Fintech trend three: a fulfilling future for finance professionals

 Fintech innovation has also fundamentally transformed the overlapping fields of accountancy, bookkeeping, and spend management. Data clouds and machine learning now allow for unfathomable quantities of data to be processed in seconds, without human error and all the risks that come with it.

 As a result of its value for companies of all sizes, from sole traders to SMEs to multinational corporations, the accountancy software market is vast, valued at $12.1 billion and expected to grow to $19.6 billion by 2026. In the UK, the gradual rollout of Making Tax Digital — which is introducing mandatory digital accounting records — is both a reaction and incentivisation to adopt cloud-based technology, simplifying and standardising processes for both businesses and HMRC.

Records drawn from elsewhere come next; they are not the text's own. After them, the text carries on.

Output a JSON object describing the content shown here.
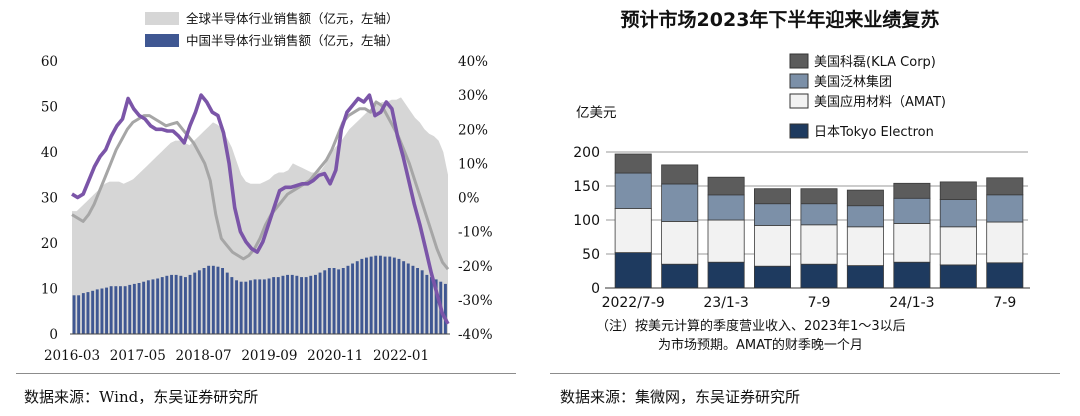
{
  "left": {
    "source": "数据来源：Wind，东吴证券研究所",
    "chart_data": {
      "type": "area",
      "legend_position": "top-center",
      "series": [
        {
          "name": "全球半导体行业销售额（亿元，左轴）",
          "kind": "area",
          "color": "#d6d6d6"
        },
        {
          "name": "中国半导体行业销售额（亿元，左轴）",
          "kind": "bar",
          "color": "#3f5792"
        },
        {
          "name": "",
          "kind": "line",
          "axis": "right",
          "color": "#7b55a8"
        },
        {
          "name": "",
          "kind": "line",
          "axis": "right",
          "color": "#a6a6a6"
        }
      ],
      "x_ticks": [
        "2016-03",
        "2017-05",
        "2018-07",
        "2019-09",
        "2020-11",
        "2022-01"
      ],
      "x_tick_index": [
        0,
        14,
        28,
        42,
        56,
        70
      ],
      "ylim_left": [
        0,
        60
      ],
      "yticks_left": [
        "0",
        "10",
        "20",
        "30",
        "40",
        "50",
        "60"
      ],
      "ylim_right": [
        -40,
        40
      ],
      "yticks_right": [
        "-40%",
        "-30%",
        "-20%",
        "-10%",
        "0%",
        "10%",
        "20%",
        "30%",
        "40%"
      ],
      "global_sales": [
        27,
        27,
        28,
        29,
        30,
        31,
        32,
        33,
        33.5,
        33.5,
        33.5,
        33,
        33.5,
        34,
        35,
        36,
        37,
        38,
        39,
        40,
        41,
        42,
        42.5,
        42.5,
        42,
        41.5,
        42.5,
        43.5,
        44.5,
        45.5,
        46.5,
        46,
        45,
        43,
        41,
        38,
        35,
        33.5,
        33,
        33,
        33,
        33.5,
        34,
        35,
        35.5,
        35.5,
        36,
        37.5,
        37,
        36.5,
        36,
        35.5,
        35.5,
        36,
        37.5,
        39.5,
        41,
        42,
        43.5,
        45,
        46,
        47,
        48,
        49,
        50,
        50.5,
        51,
        51,
        51.5,
        51.5,
        52,
        50.5,
        49,
        47.5,
        46.5,
        45,
        44,
        43.5,
        42.5,
        40,
        35
      ],
      "china_sales": [
        8.5,
        8.5,
        9,
        9.2,
        9.5,
        9.8,
        10,
        10.2,
        10.5,
        10.5,
        10.5,
        10.5,
        10.8,
        11,
        11.2,
        11.5,
        11.8,
        12,
        12.2,
        12.5,
        12.8,
        13,
        13,
        12.8,
        12.5,
        13,
        13.5,
        14,
        14.5,
        15,
        15,
        14.8,
        14.5,
        13.5,
        12.5,
        11.8,
        11.5,
        11.5,
        11.8,
        12,
        12,
        12,
        12.2,
        12.5,
        12.5,
        12.8,
        13,
        13,
        12.8,
        12.5,
        12.5,
        12.8,
        13,
        13.5,
        14,
        14.5,
        14.5,
        14.2,
        14.5,
        15,
        15.5,
        16,
        16.5,
        16.8,
        17,
        17.2,
        17.2,
        17,
        17,
        16.8,
        16.5,
        16,
        15.5,
        15,
        14.5,
        14,
        13,
        12.5,
        12,
        11.5,
        11
      ],
      "purple_growth": [
        1,
        0,
        1,
        5,
        9,
        12,
        14,
        18,
        21,
        23,
        29,
        26,
        24,
        23,
        21,
        20,
        20,
        19.5,
        19.5,
        18,
        16,
        21,
        25,
        30,
        28,
        25,
        24,
        19,
        10,
        -3,
        -10,
        -13,
        -15,
        -16,
        -13,
        -8,
        -3,
        2,
        3,
        3,
        3.5,
        4,
        4,
        5,
        6.5,
        7,
        4,
        8,
        20,
        25,
        27,
        29,
        28,
        30,
        24,
        25,
        28,
        26,
        18,
        12,
        5,
        -2,
        -8,
        -15,
        -22,
        -28,
        -34,
        -37
      ],
      "gray_growth": [
        -5,
        -6,
        -7,
        -5,
        -2,
        2,
        6,
        10,
        14,
        17,
        20,
        22,
        23,
        24,
        24,
        23,
        22,
        21,
        21.5,
        22,
        20,
        18,
        16,
        13,
        10,
        5,
        -5,
        -12,
        -14,
        -16,
        -17,
        -18,
        -17,
        -15,
        -12,
        -8,
        -5,
        -3,
        -1,
        1,
        2,
        3,
        4,
        5,
        7,
        9,
        11,
        14,
        18,
        22,
        24,
        25,
        26,
        26,
        25,
        28,
        27,
        24,
        21,
        18,
        14,
        10,
        5,
        0,
        -5,
        -10,
        -15,
        -19,
        -21
      ]
    }
  },
  "right": {
    "source": "数据来源：集微网，东吴证券研究所",
    "chart_data": {
      "type": "bar",
      "title": "预计市场2023年下半年迎来业绩复苏",
      "ylabel": "亿美元",
      "ylim": [
        0,
        200
      ],
      "yticks": [
        "0",
        "50",
        "100",
        "150",
        "200"
      ],
      "categories": [
        "2022/7-9",
        "",
        "23/1-3",
        "",
        "7-9",
        "",
        "24/1-3",
        "",
        "7-9"
      ],
      "legend_position": "top",
      "series": [
        {
          "name": "日本Tokyo Electron",
          "color": "#1e3a5f",
          "values": [
            52,
            35,
            38,
            32,
            35,
            33,
            38,
            34,
            37
          ]
        },
        {
          "name": "美国应用材料（AMAT)",
          "color": "#f2f2f2",
          "values": [
            65,
            63,
            62,
            60,
            58,
            57,
            57,
            56,
            60
          ]
        },
        {
          "name": "美国泛林集团",
          "color": "#7c90a8",
          "values": [
            52,
            55,
            37,
            32,
            31,
            31,
            37,
            40,
            40
          ]
        },
        {
          "name": "美国科磊(KLA Corp)",
          "color": "#5c5c5c",
          "values": [
            28,
            28,
            26,
            22,
            22,
            23,
            22,
            26,
            25
          ]
        }
      ],
      "footnote_line1": "（注）按美元计算的季度营业收入、2023年1～3以后",
      "footnote_line2": "为市场预期。AMAT的财季晚一个月"
    }
  }
}
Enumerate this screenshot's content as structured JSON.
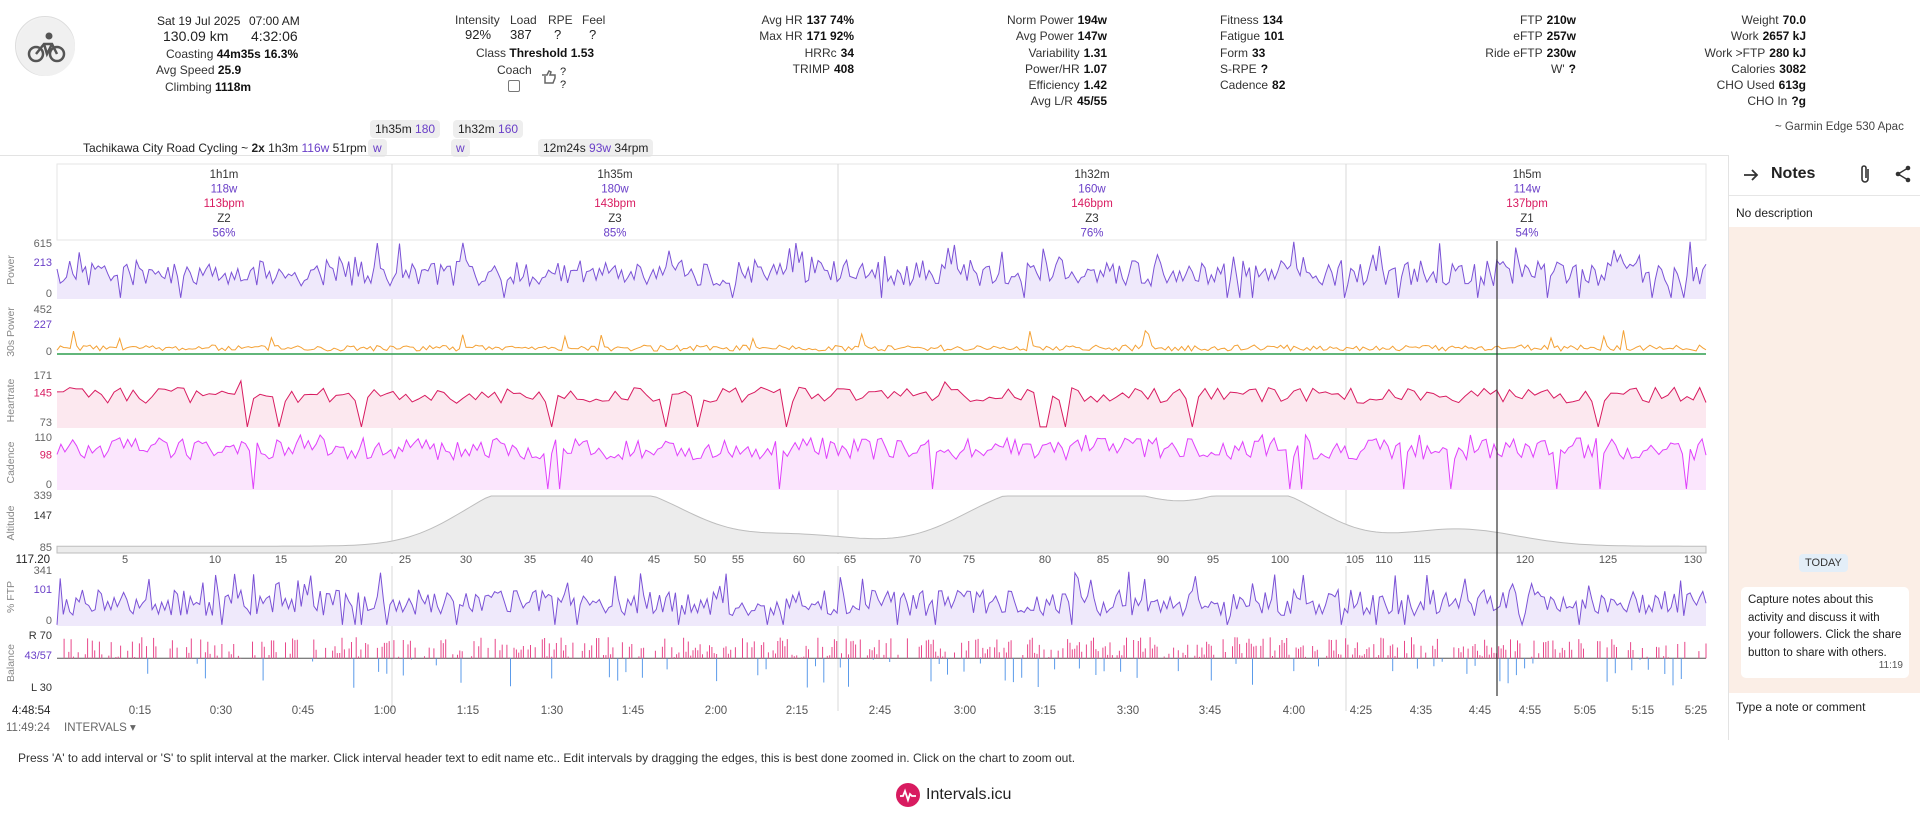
{
  "summary": {
    "date": "Sat 19 Jul 2025",
    "time": "07:00 AM",
    "distance": "130.09 km",
    "duration": "4:32:06",
    "coasting_label": "Coasting",
    "coasting_value": "44m35s 16.3%",
    "avg_speed_label": "Avg Speed",
    "avg_speed_value": "25.9",
    "climbing_label": "Climbing",
    "climbing_value": "1118m"
  },
  "load_block": {
    "intensity_label": "Intensity",
    "intensity_value": "92%",
    "load_label": "Load",
    "load_value": "387",
    "rpe_label": "RPE",
    "rpe_value": "?",
    "feel_label": "Feel",
    "feel_value": "?",
    "class_label": "Class",
    "class_value": "Threshold",
    "class_num": "1.53",
    "coach_label": "Coach",
    "q1": "?",
    "q2": "?"
  },
  "hr_block": [
    {
      "k": "Avg HR",
      "v": "137 74%"
    },
    {
      "k": "Max HR",
      "v": "171 92%"
    },
    {
      "k": "HRRc",
      "v": "34"
    },
    {
      "k": "TRIMP",
      "v": "408"
    }
  ],
  "power_block": [
    {
      "k": "Norm Power",
      "v": "194w"
    },
    {
      "k": "Avg Power",
      "v": "147w"
    },
    {
      "k": "Variability",
      "v": "1.31"
    },
    {
      "k": "Power/HR",
      "v": "1.07"
    },
    {
      "k": "Efficiency",
      "v": "1.42"
    },
    {
      "k": "Avg L/R",
      "v": "45/55"
    }
  ],
  "fitness_block": [
    {
      "k": "Fitness",
      "v": "134"
    },
    {
      "k": "Fatigue",
      "v": "101"
    },
    {
      "k": "Form",
      "v": "33"
    },
    {
      "k": "S-RPE",
      "v": "?"
    },
    {
      "k": "Cadence",
      "v": "82"
    }
  ],
  "ftp_block": [
    {
      "k": "FTP",
      "v": "210w"
    },
    {
      "k": "eFTP",
      "v": "257w"
    },
    {
      "k": "Ride eFTP",
      "v": "230w"
    },
    {
      "k": "W'",
      "v": "?"
    }
  ],
  "weight_block": [
    {
      "k": "Weight",
      "v": "70.0"
    },
    {
      "k": "Work",
      "v": "2657 kJ"
    },
    {
      "k": "Work >FTP",
      "v": "280 kJ"
    },
    {
      "k": "Calories",
      "v": "3082"
    },
    {
      "k": "CHO Used",
      "v": "613g"
    },
    {
      "k": "CHO In",
      "v": "?g"
    }
  ],
  "device": "~ Garmin Edge 530 Apac",
  "activity_name": "Tachikawa City Road Cycling",
  "tilde": "~",
  "reps": "2x",
  "rep_time": "1h3m",
  "rep_power": "116w",
  "rep_cad": "51rpm",
  "pill1_time": "1h35m",
  "pill1_power": "180",
  "pill2_time": "1h32m",
  "pill2_power": "160",
  "pill_w": "w",
  "pill3_time": "12m24s",
  "pill3_power": "93w",
  "pill3_cad": "34rpm",
  "segments": [
    {
      "dur": "1h1m",
      "power": "118w",
      "hr": "113bpm",
      "zone": "Z2",
      "pct": "56%"
    },
    {
      "dur": "1h35m",
      "power": "180w",
      "hr": "143bpm",
      "zone": "Z3",
      "pct": "85%"
    },
    {
      "dur": "1h32m",
      "power": "160w",
      "hr": "146bpm",
      "zone": "Z3",
      "pct": "76%"
    },
    {
      "dur": "1h5m",
      "power": "114w",
      "hr": "137bpm",
      "zone": "Z1",
      "pct": "54%"
    }
  ],
  "tracks": [
    {
      "name": "Power",
      "ticks": [
        "615",
        "213",
        "0"
      ]
    },
    {
      "name": "30s Power",
      "ticks": [
        "452",
        "227",
        "0"
      ]
    },
    {
      "name": "Heartrate",
      "ticks": [
        "171",
        "145",
        "73"
      ]
    },
    {
      "name": "Cadence",
      "ticks": [
        "110",
        "98",
        "0"
      ]
    },
    {
      "name": "Altitude",
      "ticks": [
        "339",
        "147",
        "85"
      ]
    },
    {
      "name": "% FTP",
      "ticks": [
        "341",
        "101",
        "0"
      ]
    },
    {
      "name": "Balance",
      "ticks": [
        "R 70",
        "43/57",
        "L 30"
      ]
    }
  ],
  "dist_marker": "117.20",
  "dist_ticks": [
    "5",
    "10",
    "15",
    "20",
    "25",
    "30",
    "35",
    "40",
    "45",
    "50",
    "55",
    "60",
    "65",
    "70",
    "75",
    "80",
    "85",
    "90",
    "95",
    "100",
    "105",
    "110",
    "115",
    "120",
    "125",
    "130"
  ],
  "time_ticks": [
    "0:15",
    "0:30",
    "0:45",
    "1:00",
    "1:15",
    "1:30",
    "1:45",
    "2:00",
    "2:15",
    "2:45",
    "3:00",
    "3:15",
    "3:30",
    "3:45",
    "4:00",
    "4:25",
    "4:35",
    "4:45",
    "4:55",
    "5:05",
    "5:15",
    "5:25"
  ],
  "cursor_time": "4:48:54",
  "cursor_clock": "11:49:24",
  "intervals_label": "INTERVALS",
  "help_text": "Press 'A' to add interval or 'S' to split interval at the marker. Click interval header text to edit name etc.. Edit intervals by dragging the edges, this is best done zoomed in. Click on the chart to zoom out.",
  "brand": "Intervals.icu",
  "notes": {
    "title": "Notes",
    "description": "No description",
    "today": "TODAY",
    "bubble": "Capture notes about this activity and discuss it with your followers. Click the share button to share with others.",
    "bubble_time": "11:19",
    "placeholder": "Type a note or comment"
  },
  "colors": {
    "power": "#7b52d6",
    "hr": "#d81b60",
    "cadence": "#e040fb",
    "altitude": "#bdbdbd",
    "accent": "#6a3fc8"
  }
}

 Major players in enterprise software include Sage (the second largest technology company in the UK) and New Zealand-based Xero but there is still plenty of space in the market for fintech startups to rise and thrive.

 Reading-based fintech startup Clarity integrates with Sage and Xero to provide accountants, bookkeepers, and advisers with tools to measure their clients’ current and potential standing, as well as structured, actionable financial advice. On the expenses side, spend management software and French fintech unicorn Spendesk utilises an ‘e-wallet’ system that allows companies to load money, distribute company credit cards, set limits, and track spending.

 While graphs pointing upwards are exciting, the most significant impact fintech has had on financial professionals is cultural and will be felt for years to come. By automating time consuming processes such as data entry and audits, finance workers have shifted towards more qualitative roles; providing consultation and strategy for company growth rather than simply doing the books. It will be fascinating to see what new roles and responsibilities will emerge from this newly empowered generation of finance professionals.

 Across banking, crypto, and professional services, the fintech trends of 2022 show multiple areas of fast development, sparking enthusiasm among customers, innovators, and investors. Financial technology’s ground is fertile for established companies to grow and for market entrants to bloom into fresh new trailblazers.